Beitrag von Wierus »

Interessanter und vor allem aktueller Beitrag zum Thema:

https://www.agj.de/fileadmin/files/posi ... ierung.pdf
AGJ 2022 hat geschrieben:Wie entlang der ausgewiesenen Zahlen deutlich wird, muss insgesamt festgestellt werden,
dass der Anteil privater Hochschulen extrem schnell wächst (...)

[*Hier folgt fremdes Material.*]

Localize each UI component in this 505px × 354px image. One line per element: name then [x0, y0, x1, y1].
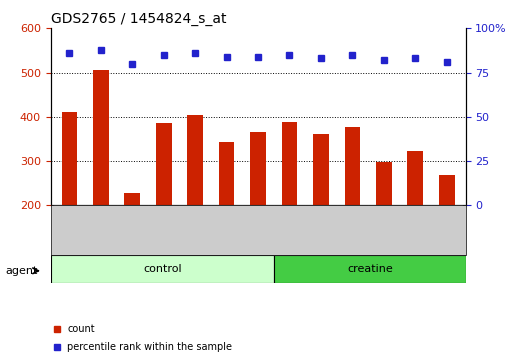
Text: GSM115537: GSM115537 — [222, 213, 231, 259]
Text: GSM115535: GSM115535 — [159, 213, 168, 259]
Text: control: control — [143, 264, 181, 274]
Text: percentile rank within the sample: percentile rank within the sample — [67, 342, 232, 352]
FancyBboxPatch shape — [274, 255, 465, 283]
Text: GSM115533: GSM115533 — [96, 213, 105, 259]
Text: GSM115529: GSM115529 — [379, 213, 387, 259]
Bar — [187, 115, 203, 205]
FancyBboxPatch shape — [273, 205, 305, 255]
FancyBboxPatch shape — [430, 205, 462, 255]
Bar — [156, 124, 171, 205]
Text: agent: agent — [5, 266, 37, 276]
Text: GSM115527: GSM115527 — [316, 213, 325, 259]
Bar — [124, 193, 140, 205]
FancyBboxPatch shape — [148, 205, 179, 255]
FancyBboxPatch shape — [242, 205, 273, 255]
Text: GSM115532: GSM115532 — [65, 213, 74, 259]
Text: count: count — [67, 324, 94, 334]
Bar — [438, 175, 453, 205]
FancyBboxPatch shape — [179, 205, 211, 255]
Text: GSM115536: GSM115536 — [190, 213, 199, 259]
Text: GSM115531: GSM115531 — [441, 213, 450, 259]
Text: GSM115534: GSM115534 — [128, 213, 136, 259]
FancyBboxPatch shape — [305, 205, 336, 255]
Bar — [218, 143, 234, 205]
Bar — [407, 151, 422, 205]
Text: GSM115530: GSM115530 — [410, 213, 419, 259]
Text: GSM115526: GSM115526 — [284, 213, 293, 259]
FancyBboxPatch shape — [399, 205, 430, 255]
Bar — [281, 122, 297, 205]
FancyBboxPatch shape — [50, 255, 274, 283]
Text: GSM115528: GSM115528 — [347, 213, 356, 259]
Text: creatine: creatine — [346, 264, 392, 274]
Text: GSM115538: GSM115538 — [253, 213, 262, 259]
Bar — [62, 113, 77, 205]
FancyBboxPatch shape — [54, 205, 85, 255]
Bar — [93, 70, 109, 205]
FancyBboxPatch shape — [211, 205, 242, 255]
Bar — [344, 127, 360, 205]
Text: GDS2765 / 1454824_s_at: GDS2765 / 1454824_s_at — [50, 12, 226, 26]
Bar — [313, 133, 328, 205]
FancyBboxPatch shape — [116, 205, 148, 255]
FancyBboxPatch shape — [367, 205, 399, 255]
Bar — [375, 162, 391, 205]
Bar — [249, 132, 266, 205]
FancyBboxPatch shape — [336, 205, 367, 255]
FancyBboxPatch shape — [85, 205, 116, 255]
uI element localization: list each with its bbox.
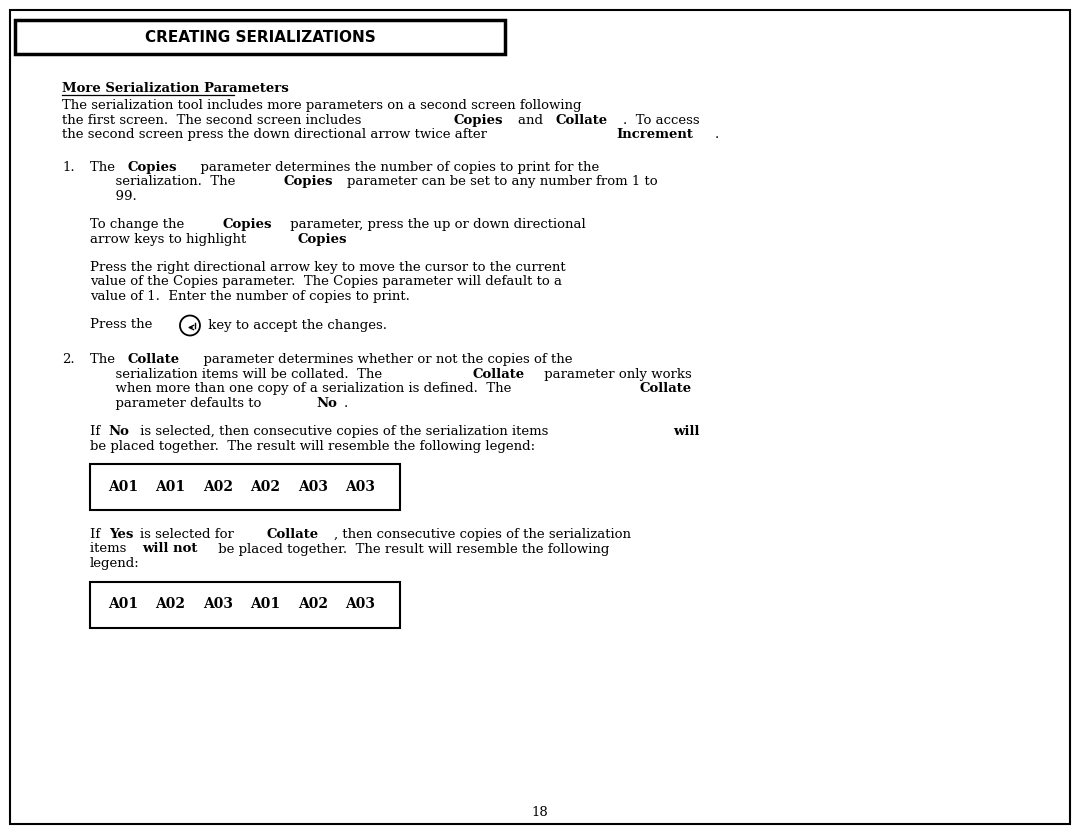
FancyBboxPatch shape (90, 581, 400, 627)
Text: be placed together.  The result will resemble the following: be placed together. The result will rese… (214, 542, 609, 555)
Text: The: The (90, 160, 119, 173)
Text: .: . (343, 396, 348, 409)
Text: key to accept the changes.: key to accept the changes. (204, 319, 387, 331)
Text: Copies: Copies (297, 233, 347, 245)
Text: 99.: 99. (90, 189, 137, 203)
Text: A03: A03 (346, 480, 376, 494)
Text: Press the right directional arrow key to move the cursor to the current: Press the right directional arrow key to… (90, 261, 566, 274)
Text: A03: A03 (346, 597, 376, 611)
Text: A03: A03 (203, 597, 233, 611)
Text: If: If (90, 528, 105, 541)
Text: A01: A01 (251, 597, 281, 611)
Text: when more than one copy of a serialization is defined.  The: when more than one copy of a serializati… (90, 382, 515, 395)
Text: be placed together.  The result will resemble the following legend:: be placed together. The result will rese… (90, 440, 535, 453)
Text: Yes: Yes (109, 528, 133, 541)
Text: value of 1.  Enter the number of copies to print.: value of 1. Enter the number of copies t… (90, 290, 410, 303)
Text: .  To access: . To access (623, 113, 699, 127)
Text: No: No (316, 396, 337, 409)
Text: Collate: Collate (267, 528, 319, 541)
Text: the first screen.  The second screen includes: the first screen. The second screen incl… (62, 113, 366, 127)
Text: Collate: Collate (127, 353, 180, 366)
Text: items: items (90, 542, 131, 555)
Text: A01: A01 (156, 480, 186, 494)
Text: More Serialization Parameters: More Serialization Parameters (62, 82, 288, 95)
Text: A01: A01 (108, 480, 138, 494)
Text: Collate: Collate (472, 368, 525, 380)
Text: parameter, press the up or down directional: parameter, press the up or down directio… (286, 218, 586, 231)
Text: parameter can be set to any number from 1 to: parameter can be set to any number from … (347, 175, 658, 188)
Text: Collate: Collate (555, 113, 608, 127)
Text: will: will (673, 425, 700, 438)
Text: Copies: Copies (222, 218, 272, 231)
Text: A03: A03 (298, 480, 328, 494)
Text: is selected, then consecutive copies of the serialization items: is selected, then consecutive copies of … (136, 425, 552, 438)
Text: Copies: Copies (127, 160, 177, 173)
Text: A02: A02 (251, 480, 281, 494)
Text: Copies: Copies (454, 113, 503, 127)
Text: A02: A02 (156, 597, 186, 611)
Text: Copies: Copies (283, 175, 333, 188)
Text: parameter defaults to: parameter defaults to (90, 396, 266, 409)
Text: , then consecutive copies of the serialization: , then consecutive copies of the seriali… (334, 528, 631, 541)
Text: CREATING SERIALIZATIONS: CREATING SERIALIZATIONS (145, 29, 376, 44)
Text: arrow keys to highlight: arrow keys to highlight (90, 233, 251, 245)
Text: will not: will not (143, 542, 198, 555)
Text: parameter determines the number of copies to print for the: parameter determines the number of copie… (191, 160, 599, 173)
Text: the second screen press the down directional arrow twice after: the second screen press the down directi… (62, 128, 491, 141)
Text: 1.: 1. (62, 160, 75, 173)
Text: No: No (109, 425, 130, 438)
Text: and: and (517, 113, 546, 127)
Text: .: . (715, 128, 719, 141)
Text: 2.: 2. (62, 353, 75, 366)
Text: A01: A01 (108, 597, 138, 611)
Text: Press the: Press the (90, 319, 157, 331)
Text: Collate: Collate (639, 382, 691, 395)
Text: value of the Copies parameter.  The Copies parameter will default to a: value of the Copies parameter. The Copie… (90, 275, 562, 289)
Text: serialization items will be collated.  The: serialization items will be collated. Th… (90, 368, 387, 380)
Text: parameter only works: parameter only works (540, 368, 691, 380)
Text: parameter determines whether or not the copies of the: parameter determines whether or not the … (195, 353, 572, 366)
Text: To change the: To change the (90, 218, 192, 231)
Text: A02: A02 (298, 597, 328, 611)
Text: The: The (90, 353, 119, 366)
Text: The serialization tool includes more parameters on a second screen following: The serialization tool includes more par… (62, 99, 581, 112)
FancyBboxPatch shape (15, 20, 505, 54)
Text: serialization.  The: serialization. The (90, 175, 240, 188)
FancyBboxPatch shape (10, 10, 1070, 824)
Text: If: If (90, 425, 105, 438)
FancyBboxPatch shape (90, 464, 400, 510)
Text: is selected for: is selected for (140, 528, 239, 541)
Text: legend:: legend: (90, 557, 139, 570)
Text: A02: A02 (203, 480, 233, 494)
Text: Increment: Increment (616, 128, 692, 141)
Text: 18: 18 (531, 806, 549, 818)
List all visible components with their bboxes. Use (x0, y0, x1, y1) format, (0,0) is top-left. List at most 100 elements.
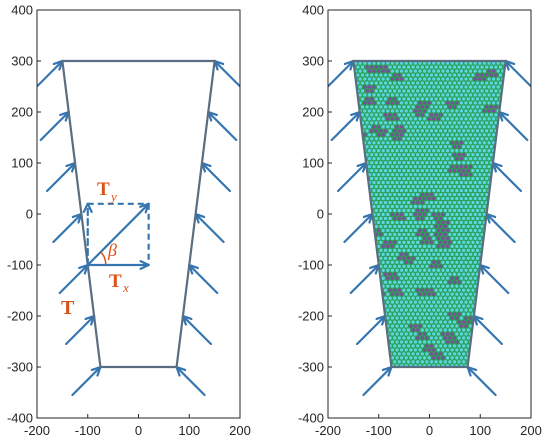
particle (403, 68, 409, 74)
particle (458, 108, 464, 114)
particle (510, 356, 514, 360)
defect-particle (378, 351, 384, 357)
particle (424, 120, 430, 126)
particle (528, 348, 532, 352)
particle (417, 307, 423, 313)
particle (389, 124, 395, 130)
particle (417, 243, 423, 249)
defect-particle (359, 239, 365, 245)
particle (474, 311, 480, 317)
particle (342, 177, 346, 181)
particle (373, 112, 379, 118)
particle (328, 240, 332, 244)
defect-particle (376, 68, 382, 74)
particle (440, 124, 446, 130)
particle (504, 211, 506, 217)
particle (359, 319, 365, 325)
particle (528, 244, 532, 248)
particle (382, 152, 388, 158)
particle (508, 216, 512, 220)
particle (331, 252, 335, 256)
particle (477, 355, 483, 361)
defect-particle (392, 239, 398, 245)
particle (394, 68, 400, 74)
particle (488, 207, 494, 213)
particle (353, 223, 356, 229)
particle (461, 160, 467, 166)
defect-particle (435, 227, 441, 233)
particle (337, 296, 341, 300)
particle (364, 112, 370, 118)
particle (347, 256, 351, 260)
particle (337, 192, 341, 196)
particle (426, 84, 432, 90)
particle (396, 319, 402, 325)
particle (472, 188, 478, 194)
particle (392, 168, 398, 174)
particle (396, 112, 402, 118)
particle (412, 347, 418, 353)
particle (517, 288, 521, 292)
traction-arrow-left (64, 314, 96, 346)
defect-particle (382, 343, 388, 349)
particle (442, 184, 448, 190)
defect-particle (447, 104, 453, 110)
defect-particle (385, 275, 391, 281)
particle (472, 347, 478, 353)
particle (521, 200, 525, 204)
particle (472, 339, 478, 345)
particle (340, 109, 344, 113)
defect-particle (401, 215, 407, 221)
particle (401, 200, 407, 206)
particle (504, 259, 506, 265)
particle (470, 279, 476, 285)
particle (403, 331, 409, 337)
particle (328, 105, 332, 109)
particle (387, 303, 393, 309)
particle (408, 108, 414, 114)
particle (335, 157, 339, 161)
defect-particle (438, 351, 444, 357)
particle (442, 207, 448, 213)
particle (435, 188, 441, 194)
particle (502, 271, 506, 277)
particle (510, 157, 514, 161)
particle (424, 144, 430, 150)
particle (504, 243, 506, 249)
particle (479, 64, 485, 70)
particle (451, 351, 457, 357)
particle (508, 344, 512, 348)
particle (470, 263, 476, 269)
particle (481, 196, 487, 202)
particle (465, 88, 471, 94)
particle (366, 259, 372, 265)
particle (502, 319, 506, 325)
particle (355, 200, 361, 206)
particle (389, 196, 395, 202)
particle (364, 231, 370, 237)
particle (497, 176, 503, 182)
particle (340, 276, 344, 280)
particle (449, 172, 455, 178)
particle (524, 204, 528, 208)
particle (353, 355, 359, 361)
particle (512, 312, 516, 316)
particle (435, 92, 441, 98)
particle (493, 88, 499, 94)
particle (463, 100, 469, 106)
defect-particle (493, 72, 499, 78)
particle (337, 177, 341, 181)
particle (512, 89, 516, 93)
particle (422, 124, 428, 130)
defect-particle (389, 132, 395, 138)
particle (526, 232, 530, 236)
particle (331, 101, 335, 105)
particle (353, 311, 356, 317)
particle (468, 204, 474, 210)
particle (456, 263, 462, 269)
defect-particle (394, 76, 400, 82)
particle (333, 161, 337, 165)
particle (491, 355, 497, 361)
particle (474, 136, 480, 142)
particle (521, 121, 525, 125)
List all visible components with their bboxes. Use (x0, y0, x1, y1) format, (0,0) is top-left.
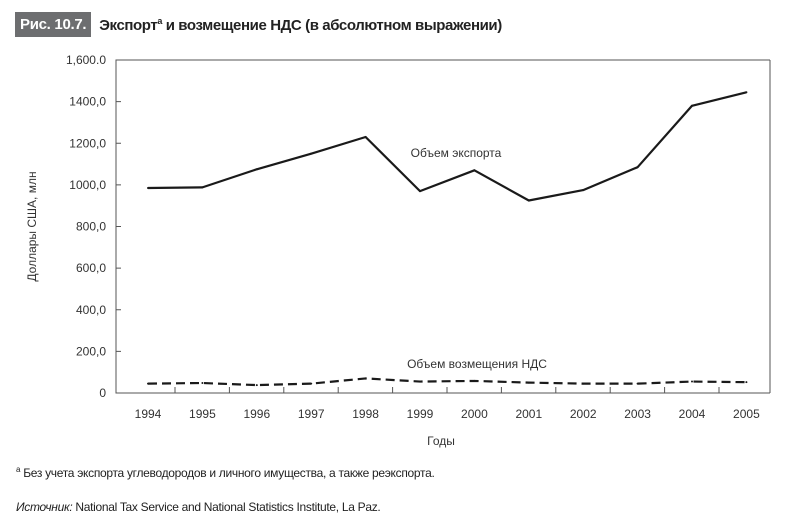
footnote-text: Без учета экспорта углеводородов и лично… (20, 466, 435, 480)
data-point (255, 384, 258, 387)
footnote-marker: a (16, 465, 21, 474)
data-point (147, 186, 149, 189)
data-point (310, 382, 313, 385)
y-tick-label: 0 (99, 386, 106, 400)
y-tick-label: 400,0 (76, 303, 106, 317)
x-tick-label: 1996 (243, 407, 270, 421)
data-point (745, 91, 748, 94)
footnote: a Без учета экспорта углеводородов и лич… (16, 465, 435, 480)
data-point (310, 152, 313, 155)
data-point (691, 104, 693, 107)
x-tick-label: 2001 (515, 407, 542, 421)
data-point (473, 379, 476, 382)
data-point (691, 380, 693, 383)
data-point (636, 166, 639, 169)
title-footnote-marker: a (157, 15, 162, 26)
x-tick-label: 2002 (570, 407, 597, 421)
x-tick-label: 1998 (352, 407, 379, 421)
y-tick-label: 1000,0 (69, 178, 106, 192)
x-tick-label: 1995 (189, 407, 216, 421)
data-point (201, 186, 204, 189)
data-point (419, 380, 421, 383)
title-text-rest: и возмещение НДС (в абсолютном выражении… (161, 16, 503, 34)
x-tick-label: 2004 (679, 407, 706, 421)
y-tick-label: 1200,0 (69, 136, 106, 150)
y-tick-label: 800,0 (76, 220, 106, 234)
data-point (527, 199, 530, 202)
y-tick-label: 1,600.0 (66, 53, 106, 67)
data-point (636, 382, 639, 385)
plot-frame (115, 59, 770, 394)
data-point (255, 168, 258, 171)
y-tick-label: 1400,0 (69, 95, 106, 109)
data-point (364, 136, 367, 139)
data-point (582, 189, 585, 192)
x-tick-label: 2003 (624, 407, 651, 421)
series-line-export (147, 91, 747, 202)
x-tick-label: 1997 (298, 407, 325, 421)
data-point (147, 382, 149, 385)
series-label-vat-refund: Объем возмещения НДС (407, 357, 547, 371)
source-text: National Tax Service and National Statis… (72, 500, 381, 514)
source-label: Источник: (16, 500, 73, 514)
source-note: Источник: National Tax Service and Natio… (16, 500, 381, 514)
data-point (473, 169, 476, 172)
y-axis-label: Доллары США, млн (25, 171, 39, 281)
figure-title: Экспортa и возмещение НДС (в абсолютном … (99, 16, 502, 34)
x-tick-label: 2000 (461, 407, 488, 421)
y-tick-label: 600,0 (76, 261, 106, 275)
x-tick-label: 2005 (733, 407, 760, 421)
figure-label: Рис. 10.7. (15, 12, 92, 37)
x-tick-label: 1999 (407, 407, 434, 421)
data-point (201, 382, 204, 385)
x-axis-label: Годы (427, 434, 455, 448)
series-line-vat-refund (147, 377, 747, 387)
title-text: Экспорт (99, 16, 158, 34)
series-label-export: Объем экспорта (411, 146, 502, 160)
data-point (745, 381, 748, 384)
x-tick-label: 1994 (135, 407, 162, 421)
data-point (364, 377, 367, 380)
data-point (419, 190, 421, 193)
data-point (582, 382, 585, 385)
y-tick-label: 200,0 (76, 344, 106, 358)
data-point (527, 381, 530, 384)
figure-header: Рис. 10.7. Экспортa и возмещение НДС (в … (15, 12, 502, 37)
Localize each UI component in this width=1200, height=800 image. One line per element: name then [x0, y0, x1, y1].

Bezüglich der Ressourcenausstattung ist trotz der vorhandenen Kriterien zur Prüfung – im
Anerkennungs- wie Akkreditierungsprozess – zu beobachten, dass die jeweiligen Standorte
privater Hochschulen teils über keine oder zumindest eine nicht ausreichende Infrastruktur
verfügen. Studierende privater Hochschulen greifen somit häufig über verschiedene Wege auf
die Infrastruktur (z. B. Bibliotheken) staatlicher Hochschulen zurück, in Folge dessen es zu
einer Überlast dieser Infrastruktur sowie zu Verteilungskonflikten kommt.
Die Privatisierung des deutschen Hochschulwesens bezahlt die Allgemeinheit doppelt und dreifach. Da bleibt die Frage - wozu das alles?